On a trip to London in 1892 to buy leather to make footballs in the U.S., he was introduced to golf. He brought home with him $400 worth of equipment and started the first manufacture of golf equipment in the United States. In 1892 with his brother, Edwin Burr Curtiss, and others he started the Fairfield County Golf Club, today known as the Greenwich Country Club. Curtiss served as the club's first President, from 1892 to 1896, and again from 1921 to 1934.

Curtiss was affiliated with the Amateur Athletic Union and became treasurer of the American Olympic Committee. He was one of the figures, together with Walter Camp and others, responsible at the turn of the twentieth century with popularizing sports in the U.S. and making it a central part of American culture. He designed the first basketball in association with James Naismith, the inventor of the game.

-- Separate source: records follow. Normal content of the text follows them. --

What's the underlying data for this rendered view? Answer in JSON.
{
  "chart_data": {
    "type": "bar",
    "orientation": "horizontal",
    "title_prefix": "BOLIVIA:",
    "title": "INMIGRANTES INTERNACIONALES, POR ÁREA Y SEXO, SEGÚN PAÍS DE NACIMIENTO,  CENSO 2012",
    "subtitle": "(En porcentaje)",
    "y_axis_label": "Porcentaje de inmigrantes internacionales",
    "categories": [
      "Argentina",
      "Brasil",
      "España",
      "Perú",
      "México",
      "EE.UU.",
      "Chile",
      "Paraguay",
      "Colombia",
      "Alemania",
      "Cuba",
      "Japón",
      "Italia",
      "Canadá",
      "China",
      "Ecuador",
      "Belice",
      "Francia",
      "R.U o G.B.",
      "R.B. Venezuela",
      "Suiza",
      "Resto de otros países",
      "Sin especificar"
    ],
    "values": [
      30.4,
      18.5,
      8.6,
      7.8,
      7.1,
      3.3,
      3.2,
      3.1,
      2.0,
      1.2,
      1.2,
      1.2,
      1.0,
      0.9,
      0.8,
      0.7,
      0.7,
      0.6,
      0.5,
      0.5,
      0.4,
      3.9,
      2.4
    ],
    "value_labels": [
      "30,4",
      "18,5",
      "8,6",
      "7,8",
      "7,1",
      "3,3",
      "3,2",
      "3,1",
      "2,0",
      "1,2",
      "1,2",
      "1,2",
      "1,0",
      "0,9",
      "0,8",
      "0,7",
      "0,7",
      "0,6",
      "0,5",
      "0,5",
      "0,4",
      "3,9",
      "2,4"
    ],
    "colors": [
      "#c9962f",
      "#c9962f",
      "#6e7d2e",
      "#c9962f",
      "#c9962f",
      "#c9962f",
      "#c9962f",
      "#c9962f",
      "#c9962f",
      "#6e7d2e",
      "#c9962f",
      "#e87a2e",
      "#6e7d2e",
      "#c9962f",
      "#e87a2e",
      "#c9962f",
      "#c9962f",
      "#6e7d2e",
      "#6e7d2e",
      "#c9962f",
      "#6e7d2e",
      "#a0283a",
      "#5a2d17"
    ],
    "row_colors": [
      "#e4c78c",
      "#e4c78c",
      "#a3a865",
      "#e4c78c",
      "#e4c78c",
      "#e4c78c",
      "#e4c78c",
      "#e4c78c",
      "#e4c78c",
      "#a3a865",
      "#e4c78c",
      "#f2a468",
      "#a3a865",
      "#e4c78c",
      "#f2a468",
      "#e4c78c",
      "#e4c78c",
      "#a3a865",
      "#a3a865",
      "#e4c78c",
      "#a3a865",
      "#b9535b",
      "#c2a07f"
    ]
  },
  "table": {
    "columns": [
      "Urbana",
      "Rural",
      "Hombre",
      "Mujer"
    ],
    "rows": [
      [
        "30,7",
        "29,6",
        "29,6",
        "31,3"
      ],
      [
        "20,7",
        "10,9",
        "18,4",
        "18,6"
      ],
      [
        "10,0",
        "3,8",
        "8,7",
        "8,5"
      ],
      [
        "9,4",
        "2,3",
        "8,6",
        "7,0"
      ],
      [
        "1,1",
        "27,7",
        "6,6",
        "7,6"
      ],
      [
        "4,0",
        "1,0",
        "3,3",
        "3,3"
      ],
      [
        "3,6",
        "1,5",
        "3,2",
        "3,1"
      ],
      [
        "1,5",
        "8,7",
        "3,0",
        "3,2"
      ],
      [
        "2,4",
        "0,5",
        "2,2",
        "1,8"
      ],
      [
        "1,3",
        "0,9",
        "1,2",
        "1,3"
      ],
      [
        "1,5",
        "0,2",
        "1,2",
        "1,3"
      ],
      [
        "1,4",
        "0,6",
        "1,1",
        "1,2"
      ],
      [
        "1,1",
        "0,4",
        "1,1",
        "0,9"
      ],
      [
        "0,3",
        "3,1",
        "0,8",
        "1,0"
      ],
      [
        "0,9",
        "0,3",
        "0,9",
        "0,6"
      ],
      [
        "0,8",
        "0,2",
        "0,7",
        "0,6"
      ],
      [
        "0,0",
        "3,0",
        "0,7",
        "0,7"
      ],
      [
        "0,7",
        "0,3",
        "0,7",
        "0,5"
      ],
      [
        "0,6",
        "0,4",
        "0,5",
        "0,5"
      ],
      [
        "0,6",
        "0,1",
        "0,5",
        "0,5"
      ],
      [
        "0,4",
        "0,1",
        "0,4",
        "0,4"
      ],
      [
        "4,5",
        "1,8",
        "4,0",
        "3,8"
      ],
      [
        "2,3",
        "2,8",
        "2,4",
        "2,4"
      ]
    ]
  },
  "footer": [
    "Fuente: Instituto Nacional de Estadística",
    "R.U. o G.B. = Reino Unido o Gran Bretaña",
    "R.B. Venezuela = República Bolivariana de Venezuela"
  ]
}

From 1902 to 1911 he served as graduate coach of the Yale crew team, turning out five championship outfits, and from 1918 to 1940, he refereed many of the foremost crew races in the East.

==Personal life==
In October 1880, Curtiss married Mary Louise Case, daughter of Joseph S. Case of New York. They settled in Greenwich, Connecticut where Curtiss commissioned the architects Carrère and Hastings, who had also designed the original clubhouse for the Greenwich Country Club, to build him a house. Together, Julian and Mary had four children.

He was very active in Greenwich, serving as the first president of the Greenwich YMCA. He also served on the Greenwich Board of Education from 1913 to 1937, chairing it from 1924 to 1937.

He died at Greenwich Hospital on February 17, 1944.